Anterior pole formation is neoblast-dependent, specific to anterior-facing amputations and midline cues, and dependent on foxD and zic-1. Prior to 24 hours, injury-induced expression of notum and wnt1 (not depicted) in collagen+ body wall muscle cells engages a decision process that determines anterior versus posterior identity at an amputation site. At anterior-facing amputation sites, this results in a low canonical Wnt signaling environment which promotes anterior identity and, directly or indirectly, expression of zic-1 in a population of smedwi-1+ neoblasts, some of which are foxD+. By 48 hours, zic-1 promotes specification of notum+smedwi-1+ progenitors that form an anterior pole signaling center that expresses zic-1, foxD, follistatin and notum.
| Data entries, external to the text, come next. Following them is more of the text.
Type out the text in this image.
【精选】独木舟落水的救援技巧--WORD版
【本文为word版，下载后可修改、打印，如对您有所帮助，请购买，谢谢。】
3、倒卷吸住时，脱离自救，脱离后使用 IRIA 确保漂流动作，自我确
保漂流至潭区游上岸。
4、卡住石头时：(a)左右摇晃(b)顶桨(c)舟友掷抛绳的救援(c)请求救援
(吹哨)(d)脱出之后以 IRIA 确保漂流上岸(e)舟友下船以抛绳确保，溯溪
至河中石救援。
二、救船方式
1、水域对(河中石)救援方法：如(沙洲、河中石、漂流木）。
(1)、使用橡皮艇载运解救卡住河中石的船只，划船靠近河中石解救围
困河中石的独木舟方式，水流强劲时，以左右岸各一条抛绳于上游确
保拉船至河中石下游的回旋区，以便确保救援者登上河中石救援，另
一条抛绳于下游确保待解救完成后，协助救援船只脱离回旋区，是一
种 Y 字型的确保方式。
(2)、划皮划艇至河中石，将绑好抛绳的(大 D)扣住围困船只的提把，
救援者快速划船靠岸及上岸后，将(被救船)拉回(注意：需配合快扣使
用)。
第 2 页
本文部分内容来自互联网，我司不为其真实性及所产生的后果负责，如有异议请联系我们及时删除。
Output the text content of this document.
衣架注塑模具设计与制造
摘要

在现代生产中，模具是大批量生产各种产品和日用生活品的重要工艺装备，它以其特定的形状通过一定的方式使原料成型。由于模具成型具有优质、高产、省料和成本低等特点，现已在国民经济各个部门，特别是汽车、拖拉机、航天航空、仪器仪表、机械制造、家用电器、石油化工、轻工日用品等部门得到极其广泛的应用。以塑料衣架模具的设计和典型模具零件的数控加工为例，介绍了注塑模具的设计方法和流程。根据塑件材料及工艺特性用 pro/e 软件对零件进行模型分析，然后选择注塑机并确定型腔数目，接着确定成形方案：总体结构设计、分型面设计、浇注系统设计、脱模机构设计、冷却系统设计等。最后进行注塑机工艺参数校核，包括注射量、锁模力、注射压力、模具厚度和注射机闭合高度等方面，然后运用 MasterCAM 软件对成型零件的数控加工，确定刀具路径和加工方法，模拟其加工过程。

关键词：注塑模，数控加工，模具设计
Signaling from the anterior pole, likely including notum activity, suppresses Wnt signaling to promote head outgrowth and patterning. Experimental inhibition of beta-catenin-1 can fulfill the signal inhibitory function of notum necessary for head formation in the absence of zic-1 or the anterior pole. zic-1 expression preferential to anterior-facing amputation sites ensures anterior-specific utilization of foxD+smedwi-1+ progenitors that are formed at both anterior and posterior injury sites.